Adaptive Frequency Learning in Two-branch Face Forgery Detection

Authors: Neng Wang, Yang Bai, Kun Yu, Yong Jiang, Shu-tao Xia, Yan Wang

Published: 2022-03-27 14:25:52+00:00

Comment: Deepfake Detection

AI Summary

This paper introduces Adaptive Frequency Learning in Two-branch Detection (AFD) for enhanced face forgery detection. AFD adaptively learns frequency decomposition through optimized soft masks with heterogeneity constraints and uses an attention module to integrate frequency features with spatial clues. Furthermore, it replaces fixed frequency transforms with learnable, data- and task-dependent layers, leading to improved detection performance.

Abstract

Face forgery has attracted increasing attention in recent applications of computer vision. Existing detection techniques using the two-branch framework benefit a lot from a frequency perspective, yet are restricted by their fixed frequency decomposition and transform.

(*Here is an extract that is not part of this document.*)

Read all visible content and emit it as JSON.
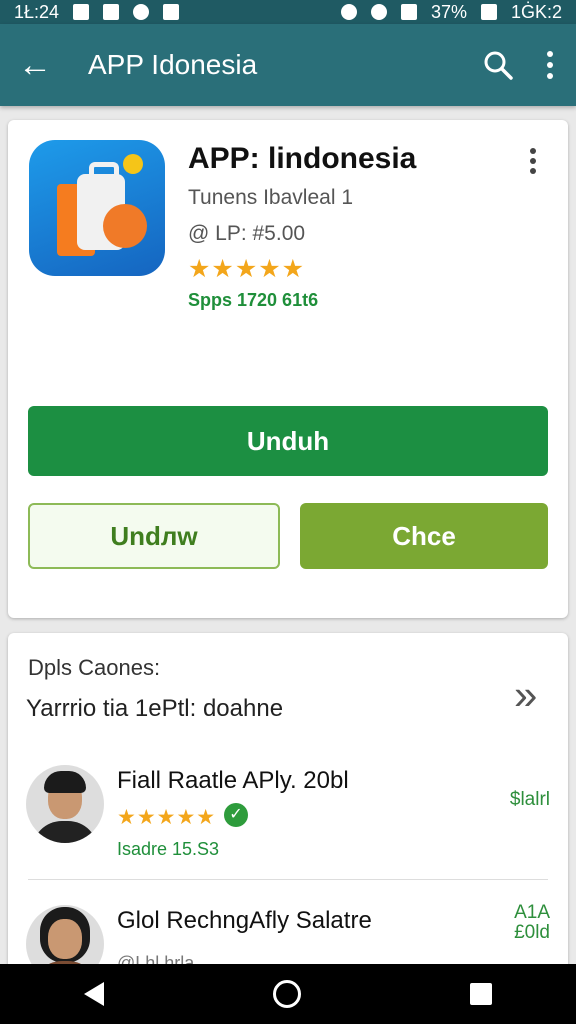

In this paper, we propose to Adaptively learn Frequency information in the two-branch Detection framework, dubbed AFD. To be specific, we automatically learn decomposition in the frequency domain by introducing heterogeneity constraints, and propose an attention-based module to adaptively incorporate frequency features into spatial clues. Then we liberate our network from the fixed frequency transforms, and achieve better performance with our data- and task-dependent transform layers. Extensive experiments show that AFD generally outperforms.


Key findings
AFD consistently outperforms baseline methods and other existing techniques for face forgery detection, demonstrating significant improvements in AUC. For instance, it raised AUC from 91.75% to 94.24% compared to the baseline Xception backbone. The method also showed superior and consistent performance across various domain-specific test sets, like DeepFakes, Face2Face, FaceSwap, and NeuralTexture.
Approach
The proposed AFD framework addresses fixed frequency decomposition and transforms by introducing Adaptive Frequency Decomposition (AdaD) via optimizing soft masks with triplet loss. It then adaptively fuses frequency features with spatial cues using an attention-based module (EFF). Finally, Adaptive Frequency Transform (AdaT) replaces fixed transforms with fine-tuned learnable layers.
Datasets
FaceForensics++ (specifically the C40 data set with low quality)
Model(s)
The core architecture is a two-branch detection framework using a pre-trained Xception as its backbone. The AFD method integrates adaptive frequency decomposition, an attention-based feature fusion module, and adaptive frequency transform layers.
Author countries
China